Complex-to-complex Transforms
The library supports three-dimensional FFTs whose data is distributed as 2D pencils and stored in ordinary ijk-ordered 3D arrays across processors. For complex-to-complex (c2c) FFTs, the user interface is:
call decomp_2d_fft_3d(in, out, direction)
where direction can be either DECOMP_2D_FFT_FORWARD == -1 for forward transforms, or DECOMP_2D_FFT_BACKWARD == 1 for backward transforms. The input array in and output array out are both complex and have to be either a X-pencil/Z-pencil combination or vice versa, depending on the direction of FFT and how the FFT interface is initialised (PHYSICAL_IN_X, the optional default, or PHYSICAL_IN_Z).
Real-to-complex & Complex-to-Real Transforms
While the c2c interface is already in the simplest possible form, for r2c and c2r transforms, the 3D FFT interface can be used in a more compact form:
call decomp_2d_fft_3d(in, out)
Here if in is a real array and out a complex array, then a forward FFT is implied. Similarly a backward FFT is computed if in is a complex array and out a real array.
When real input is involved, the corresponding complex output satisfies so-called `Hermitian redundancy' - i.e. some output values are complex conjugates of others. Taking advantage of this, FFT algorithms can normally compute r2c and c2r transforms twice as fast as c2c transforms while only using about half of the memory. Unfortunately, the price to pay is that application's data structures have to become slightly more complex. For a 3D real input data set of size nx*ny*nz, the complex output can be held in an array of size (nx/2+1)*ny*nz, with the first dimension being cut roughly in half1. Applications can either rely on the advanced interface described here, or use the following utility subroutine to distribute the complex output as 2D pencils:
call decomp_2d_fft_get_size(start,end,size)
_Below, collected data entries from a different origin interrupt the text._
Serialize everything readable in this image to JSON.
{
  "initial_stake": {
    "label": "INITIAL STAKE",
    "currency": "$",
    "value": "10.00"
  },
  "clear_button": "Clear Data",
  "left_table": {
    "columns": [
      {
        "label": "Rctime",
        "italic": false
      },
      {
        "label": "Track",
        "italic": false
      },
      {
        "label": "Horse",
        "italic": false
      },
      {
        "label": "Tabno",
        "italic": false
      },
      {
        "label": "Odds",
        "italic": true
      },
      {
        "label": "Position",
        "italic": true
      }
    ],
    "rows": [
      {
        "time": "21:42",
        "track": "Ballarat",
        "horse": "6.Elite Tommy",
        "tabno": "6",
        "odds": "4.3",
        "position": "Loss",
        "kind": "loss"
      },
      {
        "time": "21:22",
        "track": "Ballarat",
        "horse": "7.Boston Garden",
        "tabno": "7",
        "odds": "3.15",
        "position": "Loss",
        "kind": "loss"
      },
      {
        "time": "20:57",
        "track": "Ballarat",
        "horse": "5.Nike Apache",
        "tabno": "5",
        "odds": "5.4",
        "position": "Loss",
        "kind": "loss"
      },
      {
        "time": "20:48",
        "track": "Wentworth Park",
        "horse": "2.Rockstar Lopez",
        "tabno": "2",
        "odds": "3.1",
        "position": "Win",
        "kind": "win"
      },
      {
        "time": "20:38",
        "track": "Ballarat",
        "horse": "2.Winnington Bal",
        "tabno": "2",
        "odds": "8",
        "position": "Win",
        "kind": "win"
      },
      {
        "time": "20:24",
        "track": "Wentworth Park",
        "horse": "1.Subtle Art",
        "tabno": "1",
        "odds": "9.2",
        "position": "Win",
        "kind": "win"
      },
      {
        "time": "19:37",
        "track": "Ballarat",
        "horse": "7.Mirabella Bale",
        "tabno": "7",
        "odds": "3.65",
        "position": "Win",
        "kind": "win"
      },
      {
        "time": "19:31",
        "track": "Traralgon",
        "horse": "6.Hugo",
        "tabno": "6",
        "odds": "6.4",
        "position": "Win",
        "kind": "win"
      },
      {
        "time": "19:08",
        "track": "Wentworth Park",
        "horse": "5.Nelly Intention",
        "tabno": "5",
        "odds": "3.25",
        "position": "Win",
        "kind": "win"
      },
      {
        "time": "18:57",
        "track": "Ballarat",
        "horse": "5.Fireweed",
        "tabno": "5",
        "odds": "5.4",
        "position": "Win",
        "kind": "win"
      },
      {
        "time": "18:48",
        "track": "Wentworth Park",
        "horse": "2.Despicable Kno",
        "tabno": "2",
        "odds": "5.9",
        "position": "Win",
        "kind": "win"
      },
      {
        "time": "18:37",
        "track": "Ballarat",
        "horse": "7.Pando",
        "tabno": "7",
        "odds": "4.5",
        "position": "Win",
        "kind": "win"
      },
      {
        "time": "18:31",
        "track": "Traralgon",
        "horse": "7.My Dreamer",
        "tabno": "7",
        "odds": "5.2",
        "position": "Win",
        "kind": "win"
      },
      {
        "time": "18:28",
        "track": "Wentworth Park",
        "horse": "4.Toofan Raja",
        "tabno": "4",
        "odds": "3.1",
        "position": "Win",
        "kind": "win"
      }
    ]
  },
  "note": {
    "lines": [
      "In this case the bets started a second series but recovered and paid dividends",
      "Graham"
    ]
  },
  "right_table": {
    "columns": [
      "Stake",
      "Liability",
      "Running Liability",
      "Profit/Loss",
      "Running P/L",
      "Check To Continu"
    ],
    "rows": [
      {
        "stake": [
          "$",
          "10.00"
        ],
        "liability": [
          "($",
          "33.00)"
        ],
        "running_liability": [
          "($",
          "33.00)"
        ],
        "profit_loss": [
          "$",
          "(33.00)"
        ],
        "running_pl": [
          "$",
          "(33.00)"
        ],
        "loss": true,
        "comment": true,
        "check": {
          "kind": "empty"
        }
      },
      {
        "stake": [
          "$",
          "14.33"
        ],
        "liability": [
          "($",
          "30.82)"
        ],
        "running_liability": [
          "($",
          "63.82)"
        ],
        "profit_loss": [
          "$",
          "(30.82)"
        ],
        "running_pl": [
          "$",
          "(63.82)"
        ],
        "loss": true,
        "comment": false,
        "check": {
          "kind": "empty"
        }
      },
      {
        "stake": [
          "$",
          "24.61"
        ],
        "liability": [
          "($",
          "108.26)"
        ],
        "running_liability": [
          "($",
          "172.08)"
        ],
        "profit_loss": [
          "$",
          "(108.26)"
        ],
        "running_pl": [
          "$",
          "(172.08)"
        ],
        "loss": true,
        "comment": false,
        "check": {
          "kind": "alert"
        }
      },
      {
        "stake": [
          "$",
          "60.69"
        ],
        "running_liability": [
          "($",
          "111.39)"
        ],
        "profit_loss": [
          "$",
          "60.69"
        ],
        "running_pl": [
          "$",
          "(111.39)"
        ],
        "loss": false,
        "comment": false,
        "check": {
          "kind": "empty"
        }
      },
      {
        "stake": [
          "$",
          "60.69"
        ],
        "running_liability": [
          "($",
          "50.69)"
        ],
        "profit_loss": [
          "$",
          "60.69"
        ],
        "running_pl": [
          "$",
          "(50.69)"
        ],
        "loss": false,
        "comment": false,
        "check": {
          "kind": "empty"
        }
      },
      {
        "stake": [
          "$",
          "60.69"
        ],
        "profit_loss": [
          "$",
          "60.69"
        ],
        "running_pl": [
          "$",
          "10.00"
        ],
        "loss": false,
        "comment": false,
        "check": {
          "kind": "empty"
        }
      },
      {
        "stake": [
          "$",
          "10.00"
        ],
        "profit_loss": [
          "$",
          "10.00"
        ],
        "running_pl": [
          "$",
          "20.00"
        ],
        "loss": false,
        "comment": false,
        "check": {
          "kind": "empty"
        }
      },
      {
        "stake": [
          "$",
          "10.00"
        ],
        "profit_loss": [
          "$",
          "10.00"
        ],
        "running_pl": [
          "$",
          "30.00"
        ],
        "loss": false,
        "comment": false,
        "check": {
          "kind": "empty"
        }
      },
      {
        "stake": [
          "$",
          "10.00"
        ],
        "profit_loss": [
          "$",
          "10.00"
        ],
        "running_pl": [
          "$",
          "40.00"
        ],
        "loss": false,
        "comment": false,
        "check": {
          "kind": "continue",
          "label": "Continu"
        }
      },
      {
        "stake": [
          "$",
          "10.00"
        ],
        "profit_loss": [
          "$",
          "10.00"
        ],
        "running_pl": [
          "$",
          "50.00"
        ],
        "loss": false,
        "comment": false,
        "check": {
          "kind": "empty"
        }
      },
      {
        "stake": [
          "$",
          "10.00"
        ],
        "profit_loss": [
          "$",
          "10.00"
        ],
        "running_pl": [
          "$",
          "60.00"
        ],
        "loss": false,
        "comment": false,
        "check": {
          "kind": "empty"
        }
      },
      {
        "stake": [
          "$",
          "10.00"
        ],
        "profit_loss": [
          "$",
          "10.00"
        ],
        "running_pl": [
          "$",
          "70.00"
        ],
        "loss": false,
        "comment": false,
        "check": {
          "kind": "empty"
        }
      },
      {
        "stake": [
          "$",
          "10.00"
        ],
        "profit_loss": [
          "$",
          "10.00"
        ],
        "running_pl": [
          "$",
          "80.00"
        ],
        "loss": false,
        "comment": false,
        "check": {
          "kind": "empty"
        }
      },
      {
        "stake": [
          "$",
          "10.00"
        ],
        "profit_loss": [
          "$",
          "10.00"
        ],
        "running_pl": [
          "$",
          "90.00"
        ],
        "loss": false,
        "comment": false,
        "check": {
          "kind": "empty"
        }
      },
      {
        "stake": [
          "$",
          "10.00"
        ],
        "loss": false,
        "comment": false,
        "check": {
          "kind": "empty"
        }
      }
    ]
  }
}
Here all three arguments are 1D array of three elements, returning to the caller the starting index, ending index and size of the sub-domain held by the current processor - information very similar to the start/end/size variables defined in the main decomposition library.
Please note that the complex output arrays obtained from X-pencil and Z-pencil input do not contain identical information. However, if 'Hermitian redundancy' is taken into account, no physical information is lost and the real input can be fully recovered through the corresponding inverse FFT from either complex array.
Please also note that 2DECOMP&FFT does not scale the transforms. So a forward transform followed by a backward transform will not recover the input unless applications normalise the result by the size of the transforms.
Finalisation
Finally, to release the memory used by the FFT interface:
call decomp_2d_fft_finalize
It is possible to re-initialise the FFT interface in the same application at the later stage after it has been finalised, if this becomes necessary.
To obtain first-hand experience on the FFT interface, users are advised to examine the sample applications distributed with the library.
Footnotes
1. The storage is for Fortran. In C/C++, the last dimension has to be cut in half due to different memory pattern. For Z-pencil input, the complex output is of size nx*ny*(nz/2+1) instead. Also note that the integer division is rounded down.